Pathogens may impact use of Lake Buffalo
By: Dolores Hamilton
The Texas Institute of Applied Environmental Research will be conducting a study on the North Fork Buffalo Reservoir (Lake Buffalo) to assess the physical, chemical, biological and economic conditions affecting the use of Lake Buffalo. They also will try to determine the level of aquatic recreation that is actually occurring at the lake.
Calvin Clary explained to the city council Monday night the study his group will be performing. “The reason the project is being done is because Buffalo Creek is listed on the Texas 303(d) list which, if you’re not familiar, is a list of impaired water bodies in the State of Texas,” he said.
“Buffalo Creek is one of many streams that is impaired for bacteria. This means that the concentration of E.coli in the creek exceeds the state’s water quality standards,” Clary explained. E. Coli is the non-pathogenic indicator bacteria found in warm-blooded animals.
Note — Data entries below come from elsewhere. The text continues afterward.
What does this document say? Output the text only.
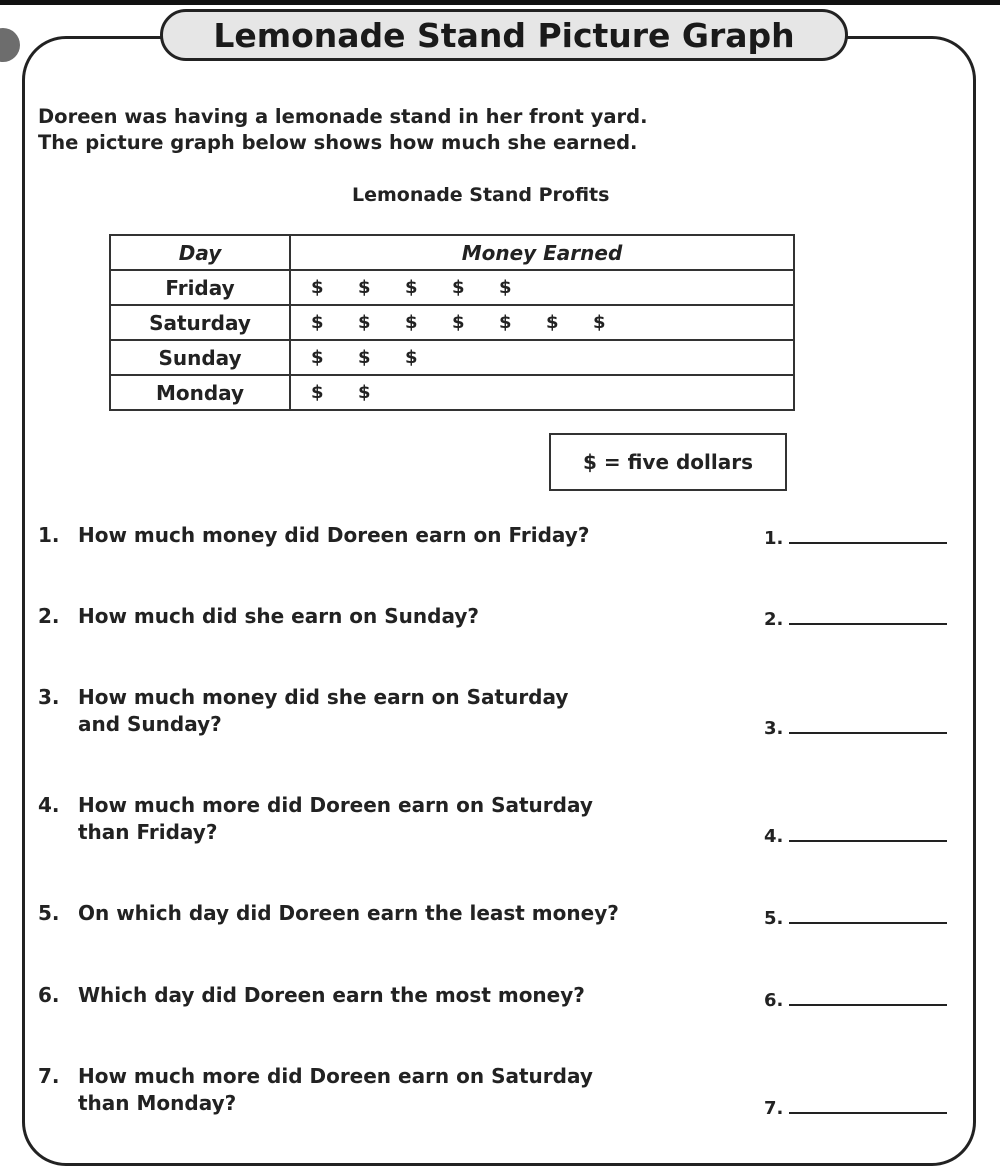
Lemonade Stand Picture Graph
Doreen was having a lemonade stand in her front yard.
The picture graph below shows how much she earned.
Lemonade Stand Profits
Day	Money Earned
Friday	$ $ $ $ $
Saturday	$ $ $ $ $ $ $
Sunday	$ $ $
Monday	$ $
$ = five dollars
1. How much money did Doreen earn on Friday?	1.
2. How much did she earn on Sunday?	2.
3. How much money did she earn on Saturday
and Sunday?	3.
4. How much more did Doreen earn on Saturday
than Friday?	4.
5. On which day did Doreen earn the least money?	5.
6. Which day did Doreen earn the most money?	6.
7. How much more did Doreen earn on Saturday
than Monday?	7.
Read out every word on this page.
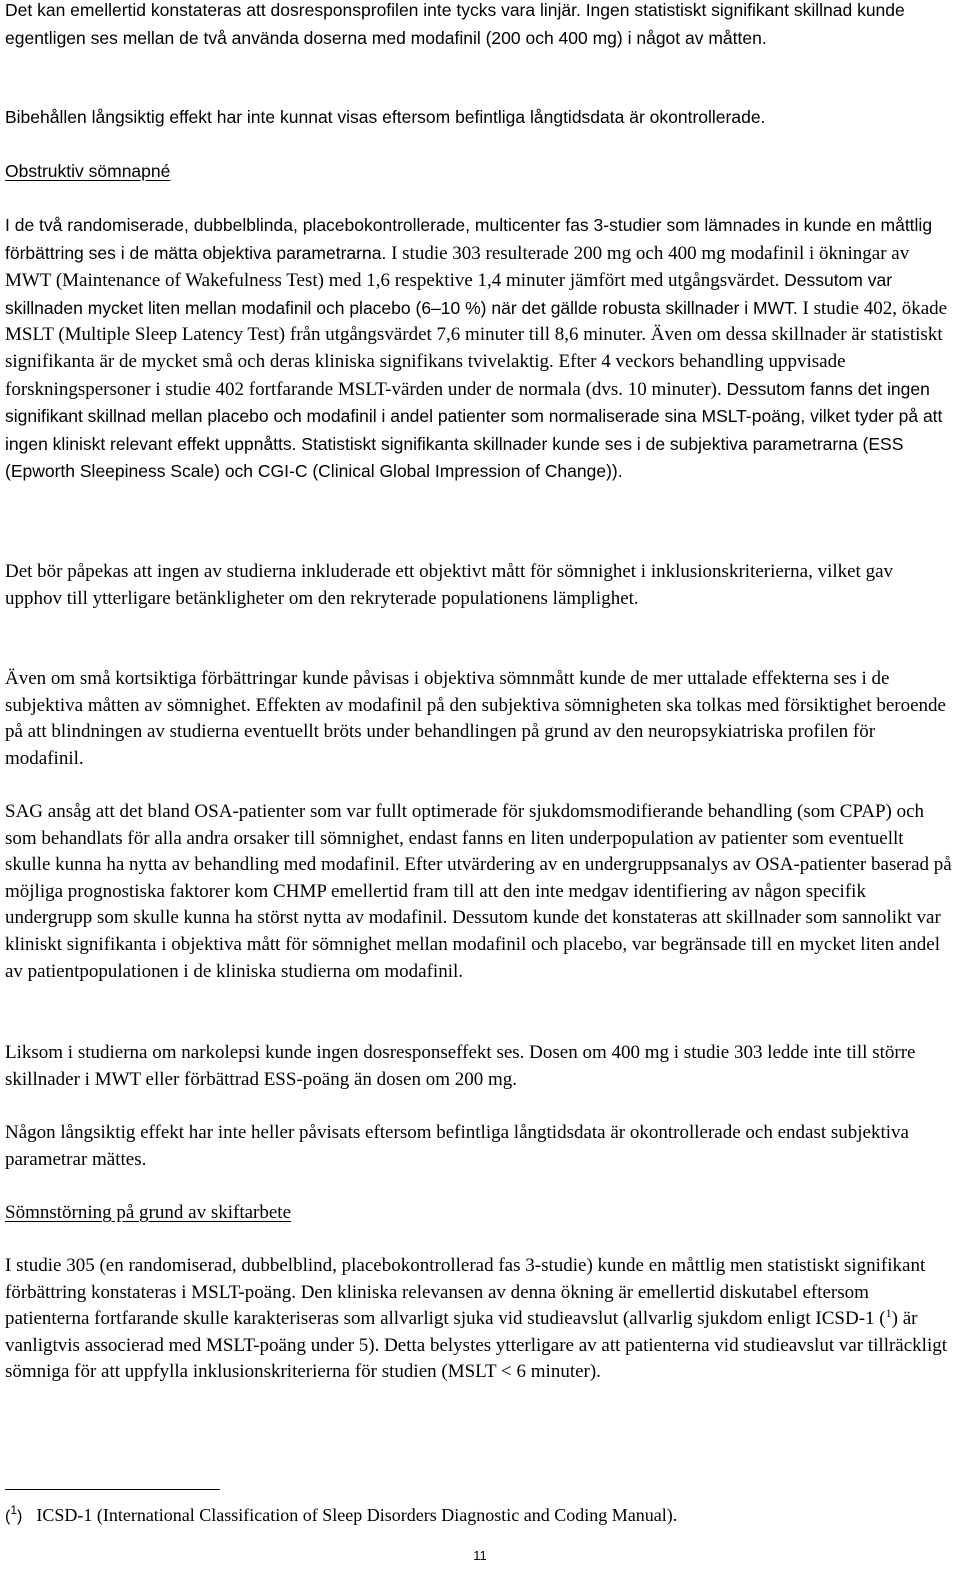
Det kan emellertid konstateras att dosresponsprofilen inte tycks vara linjär. Ingen statistiskt signifikant skillnad kunde egentligen ses mellan de två använda doserna med modafinil (200 och 400 mg) i något av måtten.

Bibehållen långsiktig effekt har inte kunnat visas eftersom befintliga långtidsdata är okontrollerade.

Obstruktiv sömnapné

I de två randomiserade, dubbelblinda, placebokontrollerade, multicenter fas 3-studier som lämnades in kunde en måttlig förbättring ses i de mätta objektiva parametrarna. I studie 303 resulterade 200 mg och 400 mg modafinil i ökningar av MWT (Maintenance of Wakefulness Test) med 1,6 respektive 1,4 minuter jämfört med utgångsvärdet. Dessutom var skillnaden mycket liten mellan modafinil och placebo (6–10 %) när det gällde robusta skillnader i MWT. I studie 402, ökade MSLT (Multiple Sleep Latency Test) från utgångsvärdet 7,6 minuter till 8,6 minuter. Även om dessa skillnader är statistiskt signifikanta är de mycket små och deras kliniska signifikans tvivelaktig. Efter 4 veckors behandling uppvisade forskningspersoner i studie 402 fortfarande MSLT-värden under de normala (dvs. 10 minuter). Dessutom fanns det ingen signifikant skillnad mellan placebo och modafinil i andel patienter som normaliserade sina MSLT-poäng, vilket tyder på att ingen kliniskt relevant effekt uppnåtts. Statistiskt signifikanta skillnader kunde ses i de subjektiva parametrarna (ESS (Epworth Sleepiness Scale) och CGI-C (Clinical Global Impression of Change)).

Det bör påpekas att ingen av studierna inkluderade ett objektivt mått för sömnighet i inklusionskriterierna, vilket gav upphov till ytterligare betänkligheter om den rekryterade populationens lämplighet.

Även om små kortsiktiga förbättringar kunde påvisas i objektiva sömnmått kunde de mer uttalade effekterna ses i de subjektiva måtten av sömnighet. Effekten av modafinil på den subjektiva sömnigheten ska tolkas med försiktighet beroende på att blindningen av studierna eventuellt bröts under behandlingen på grund av den neuropsykiatriska profilen för modafinil.

SAG ansåg att det bland OSA-patienter som var fullt optimerade för sjukdomsmodifierande behandling (som CPAP) och som behandlats för alla andra orsaker till sömnighet, endast fanns en liten underpopulation av patienter som eventuellt skulle kunna ha nytta av behandling med modafinil. Efter utvärdering av en undergruppsanalys av OSA-patienter baserad på möjliga prognostiska faktorer kom CHMP emellertid fram till att den inte medgav identifiering av någon specifik undergrupp som skulle kunna ha störst nytta av modafinil. Dessutom kunde det konstateras att skillnader som sannolikt var kliniskt signifikanta i objektiva mått för sömnighet mellan modafinil och placebo, var begränsade till en mycket liten andel av patientpopulationen i de kliniska studierna om modafinil.

Liksom i studierna om narkolepsi kunde ingen dosresponseffekt ses. Dosen om 400 mg i studie 303 ledde inte till större skillnader i MWT eller förbättrad ESS-poäng än dosen om 200 mg.

Någon långsiktig effekt har inte heller påvisats eftersom befintliga långtidsdata är okontrollerade och endast subjektiva parametrar mättes.

Sömnstörning på grund av skiftarbete

I studie 305 (en randomiserad, dubbelblind, placebokontrollerad fas 3-studie) kunde en måttlig men statistiskt signifikant förbättring konstateras i MSLT-poäng. Den kliniska relevansen av denna ökning är emellertid diskutabel eftersom patienterna fortfarande skulle karakteriseras som allvarligt sjuka vid studieavslut (allvarlig sjukdom enligt ICSD-1 ($^1$) är vanligtvis associerad med MSLT-poäng under 5). Detta belystes ytterligare av att patienterna vid studieavslut var tillräckligt sömniga för att uppfylla inklusionskriterierna för studien (MSLT < 6 minuter).

($^1$) ICSD-1 (International Classification of Sleep Disorders Diagnostic and Coding Manual).
11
These indicator bacteria are used to assess the possible presence of pathogens that would limit the contact recreation use of a waterbody.
Clary said that over the next 24 months his group would be conducting field surveys, interviews, and holding three public meetings. “We need public participation,” he said.
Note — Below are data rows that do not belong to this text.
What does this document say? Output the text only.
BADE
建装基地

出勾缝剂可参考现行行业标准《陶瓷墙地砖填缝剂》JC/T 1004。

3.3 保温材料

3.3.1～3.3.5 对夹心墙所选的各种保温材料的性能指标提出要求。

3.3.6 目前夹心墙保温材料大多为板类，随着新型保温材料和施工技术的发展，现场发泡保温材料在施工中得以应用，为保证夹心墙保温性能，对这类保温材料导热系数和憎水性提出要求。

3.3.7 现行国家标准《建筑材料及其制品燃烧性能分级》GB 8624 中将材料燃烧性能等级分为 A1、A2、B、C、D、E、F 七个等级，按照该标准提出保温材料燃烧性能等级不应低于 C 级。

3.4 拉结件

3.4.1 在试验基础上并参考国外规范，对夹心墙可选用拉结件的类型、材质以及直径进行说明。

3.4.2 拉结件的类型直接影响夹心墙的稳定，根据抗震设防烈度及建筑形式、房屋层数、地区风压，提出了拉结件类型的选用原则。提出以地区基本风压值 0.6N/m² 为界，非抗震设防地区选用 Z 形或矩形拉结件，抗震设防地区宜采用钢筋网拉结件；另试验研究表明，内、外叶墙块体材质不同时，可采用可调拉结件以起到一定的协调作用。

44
The public meetings will be held during the months of April through November.
Colt West of Crane-West Marketing was at the meeting to present the first drafts of the proposed city logos. Council members narrowed down the selection and made suggestions. West said they would work on the variations and have them ready for the next council meeting.
The next person to address the council was a representative of McKinstry Energy and Facility Solutions to discuss doing a study of the city’s aging water meters, inefficient lighting of municipal buildings, and maintenance and operation procedures at the wastewater treatment facility.
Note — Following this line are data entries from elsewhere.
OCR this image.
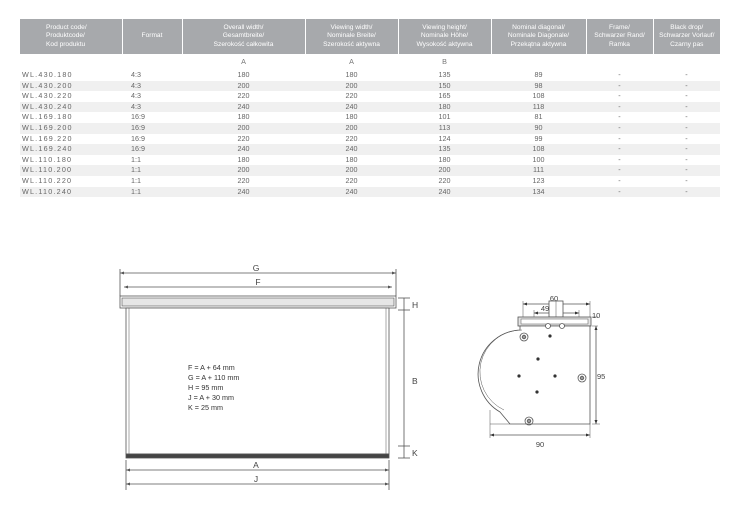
Product code/
Produktcode/
Kod produktu	Format	Overall width/
Gesamtbreite/
Szerokość całkowita	Viewing width/
Nominale Breite/
Szerokość aktywna	Viewing height/
Nominale Höhe/
Wysokość aktywna	Nominal diagonal/
Nominale Diagonale/
Przekątna aktywna	Frame/
Schwarzer Rand/
Ramka	Black drop/
Schwarzer Vorlauf/
Czarny pas
		A	A	B			
WL.430.180	4:3	180	180	135	89	-	-
WL.430.200	4:3	200	200	150	98	-	-
WL.430.220	4:3	220	220	165	108	-	-
WL.430.240	4:3	240	240	180	118	-	-
WL.169.180	16:9	180	180	101	81	-	-
WL.169.200	16:9	200	200	113	90	-	-
WL.169.220	16:9	220	220	124	99	-	-
WL.169.240	16:9	240	240	135	108	-	-
WL.110.180	1:1	180	180	180	100	-	-
WL.110.200	1:1	200	200	200	111	-	-
WL.110.220	1:1	220	220	220	123	-	-
WL.110.240	1:1	240	240	240	134	-	-
G
F
H
B
K
A
J
F = A + 64 mm
G = A + 110 mm
H = 95 mm
J = A + 30 mm
K = 25 mm
60
49
10
95
90
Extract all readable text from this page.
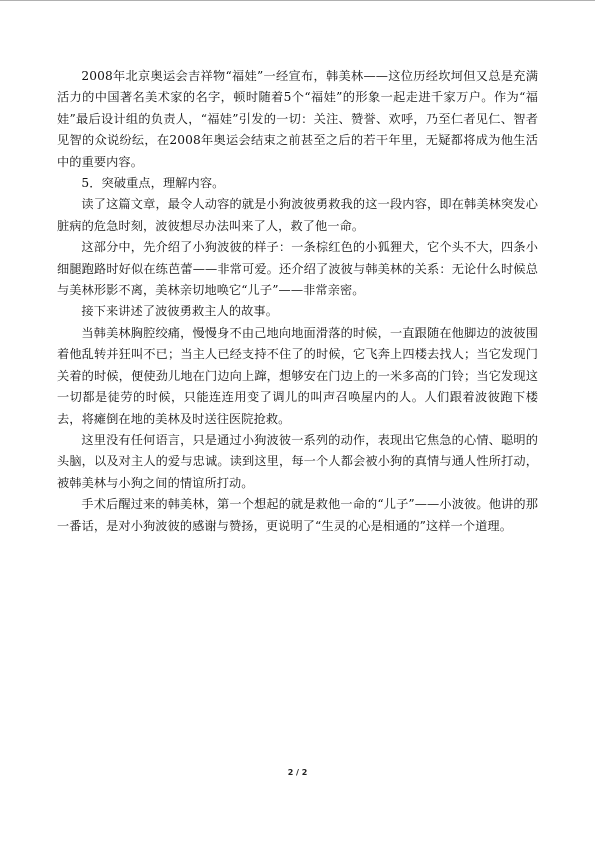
2008年北京奥运会吉祥物“福娃”一经宣布，韩美林——这位历经坎坷但又总是充满活力的中国著名美术家的名字，顿时随着5个“福娃”的形象一起走进千家万户。作为“福娃”最后设计组的负责人，“福娃”引发的一切：关注、赞誉、欢呼，乃至仁者见仁、智者见智的众说纷纭，在2008年奥运会结束之前甚至之后的若干年里，无疑都将成为他生活中的重要内容。

5．突破重点，理解内容。

读了这篇文章，最令人动容的就是小狗波彼勇救我的这一段内容，即在韩美林突发心脏病的危急时刻，波彼想尽办法叫来了人，救了他一命。

这部分中，先介绍了小狗波彼的样子：一条棕红色的小狐狸犬，它个头不大，四条小细腿跑路时好似在练芭蕾——非常可爱。还介绍了波彼与韩美林的关系：无论什么时候总与美林形影不离，美林亲切地唤它“儿子”——非常亲密。

接下来讲述了波彼勇救主人的故事。

当韩美林胸腔绞痛，慢慢身不由己地向地面滑落的时候，一直跟随在他脚边的波彼围着他乱转并狂叫不已；当主人已经支持不住了的时候，它飞奔上四楼去找人；当它发现门关着的时候，便使劲儿地在门边向上蹿，想够安在门边上的一米多高的门铃；当它发现这一切都是徒劳的时候，只能连连用变了调儿的叫声召唤屋内的人。人们跟着波彼跑下楼去，将瘫倒在地的美林及时送往医院抢救。

这里没有任何语言，只是通过小狗波彼一系列的动作，表现出它焦急的心情、聪明的头脑，以及对主人的爱与忠诚。读到这里，每一个人都会被小狗的真情与通人性所打动，被韩美林与小狗之间的情谊所打动。

手术后醒过来的韩美林，第一个想起的就是救他一命的“儿子”——小波彼。他讲的那一番话，是对小狗波彼的感谢与赞扬，更说明了“生灵的心是相通的”这样一个道理。

2 / 2
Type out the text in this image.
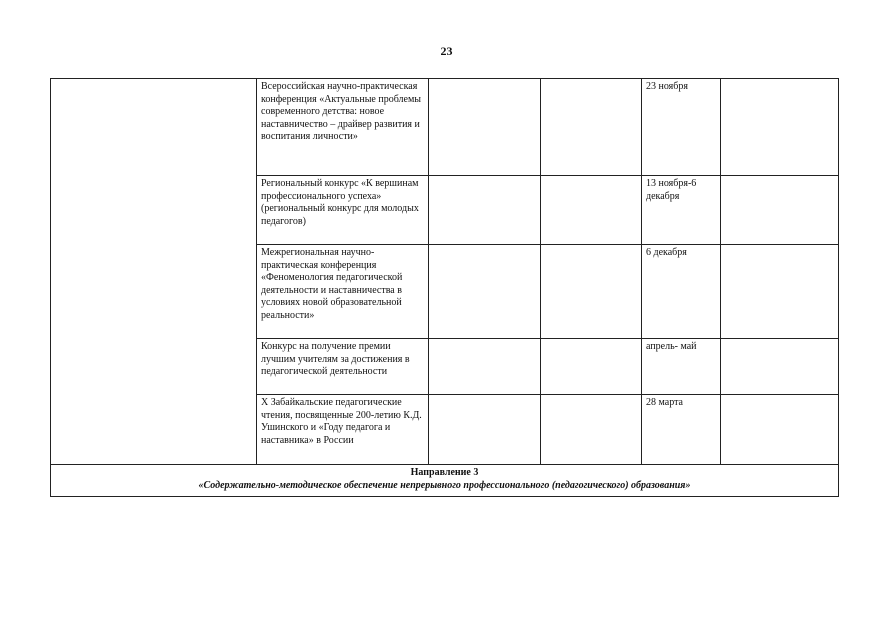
23
	Всероссийская научно-практическая конференция «Актуальные проблемы современного детства: новое наставничество – драйвер развития и воспитания личности»			23 ноября	
	Региональный конкурс «К вершинам профессионального успеха» (региональный конкурс для молодых педагогов)			13 ноября-6 декабря	
	Межрегиональная научно-практическая конференция «Феноменология педагогической деятельности и наставничества в условиях новой образовательной реальности»			6 декабря	
	Конкурс на получение премии лучшим учителям за достижения в педагогической деятельности			апрель- май	
	X Забайкальские педагогические чтения, посвященные 200-летию К.Д. Ушинского и «Году педагога и наставника» в России			28 марта	

Направление 3
«Содержательно-методическое обеспечение непрерывного профессионального (педагогического) образования»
He described the services his company offers and the ways they can generate savings to the city. Cost of the study is $37,500.
The council tabled taking action until a later meeting.
City manager Mike Price gave the quarterly report on the city’s current financial condition and future needs. Water restrictions were discussed, and Councilman Brad Wynn asked if Wichita Falls implemented Stage 3 water restrictions, would we do the same? Price replied, “Whatever Wichita Falls puts in place, we will mirror.”
A list of streets to be built, rebuilt, or slurred this year was discussed, and council members decided to table the selection until the next meeting when more information would be available.
The Iowa Park school district was given a waiver of the city’s outdoor burning restrictions.
The school has a large pile of brush that was accumulated for the homecoming bonfire that was cancelled due to drought conditions. Contractors working on the athleltic complex need to use the area where the brush pile is located.
Fire Chief Randy Fulbright said he would be comfortable with the waiver. The council agreed to approve the waiver if the fire chief, city manager, and police chief were all agreeable that conditions are right at the time of the controlled burn.